Adapters inherit from Boto3Forwarder, a base class with typed forwarding methods that delegate to self._ops (a Boto3Operations instance). Adapters only define the methods they need to customize — everything else is forwarded through the base class. This keeps the composition pattern while making all methods statically visible to type checkers.

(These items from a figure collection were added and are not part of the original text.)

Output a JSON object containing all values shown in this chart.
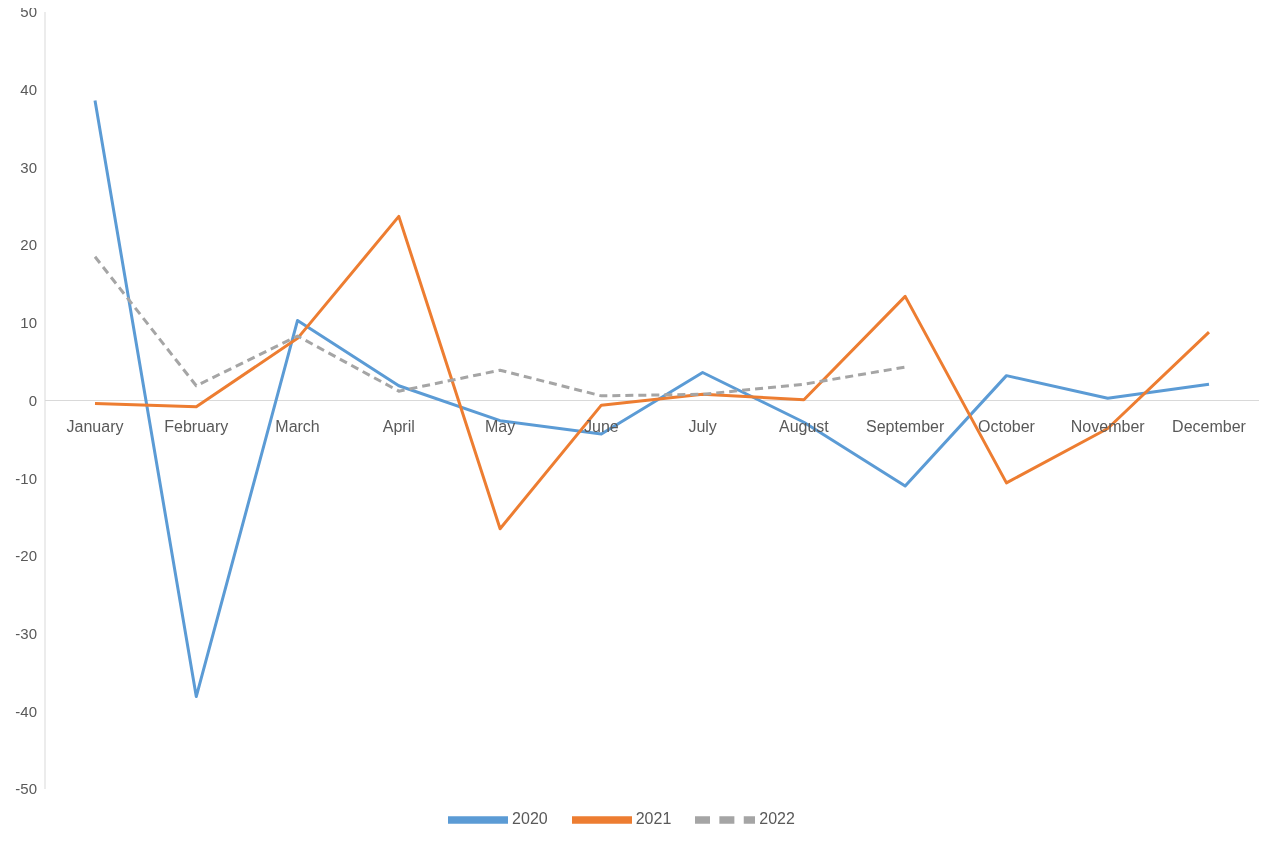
{
  "chart_data": {
    "type": "line",
    "categories": [
      "January",
      "February",
      "March",
      "April",
      "May",
      "June",
      "July",
      "August",
      "September",
      "October",
      "November",
      "December"
    ],
    "series": [
      {
        "name": "2020",
        "color": "#5b9bd5",
        "line_style": "solid",
        "values": [
          38.6,
          -38.1,
          10.3,
          1.9,
          -2.6,
          -4.3,
          3.6,
          -2.8,
          -11.0,
          3.2,
          0.3,
          2.1
        ]
      },
      {
        "name": "2021",
        "color": "#ed7d31",
        "line_style": "solid",
        "values": [
          -0.4,
          -0.8,
          8.0,
          23.7,
          -16.5,
          -0.6,
          0.8,
          0.1,
          13.4,
          -10.6,
          -3.6,
          8.8
        ]
      },
      {
        "name": "2022",
        "color": "#a5a5a5",
        "line_style": "dashed",
        "values": [
          18.5,
          1.9,
          8.3,
          1.2,
          3.9,
          0.6,
          0.8,
          2.1,
          4.3,
          null,
          null,
          null
        ]
      }
    ],
    "ylim": [
      -50,
      50
    ],
    "yticks": [
      -50,
      -40,
      -30,
      -20,
      -10,
      0,
      10,
      20,
      30,
      40,
      50
    ],
    "grid": false,
    "legend": "bottom",
    "marker": "none"
  }
}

Adding a new storage backend

To add support for MinIO, Ceph, or AWS S3:

  1. Create services/storage/adapters/my_backend.py
  2. Inherit from Boto3Forwarder and compose Boto3Operations for shared functionality
  3. Override only the methods that differ
  4. Catch the backend's native exceptions and re-raise as StorageError
  5. Register the new adapter in the factory (services/storage/factory.py)
  6. No endpoint code changes needed — they type-hint against StorageProtocol

Storage operations

Group Operations
Buckets list, create, head, delete
Objects list, put, get, head, delete, copy, bulk delete
Versioning get/set bucket versioning, list object versions, version-aware get/delete
ACLs get/set bucket ACL, get/set object ACL
Multipart uploads create, upload part, complete, abort, list parts, presigned multipart
Presigned URLs generate for get/put/upload_part operations (supports extra_params)

HCP-specific workarounds

The HcpStorage adapter handles several HCP quirks that differ from standard S3:

Workaround Reason
Disabled S3 region redirector HCP returns non-standard redirect responses that confuse boto3
Path-style addressing HCP does not support virtual-hosted bucket names
Individual deletes for bulk HCP requires Content-MD5 on multi-delete but boto3 sends CRC32 instead
OTel span tracing Every storage operation is traced with bucket, key, and method attributes

Namespace protocol configuration

Each HCP namespace supports multiple access protocols configured independently via MAPI:

Protocol Schema Description
HTTP/REST/S3/WebDAV HttpProtocol Primary data access protocols with IP-based access control
NFS NfsProtocol Network file system mount access
CIFS/SMB CifsProtocol Windows file sharing access
SMTP SmtpProtocol Email ingestion (storing email as objects)

Protocol settings are managed through the namespace access endpoints (/api/v1/mapi/tenants/{tenant}/namespaces/{ns}/protocols/) and each includes ipSettings for IP-based access control.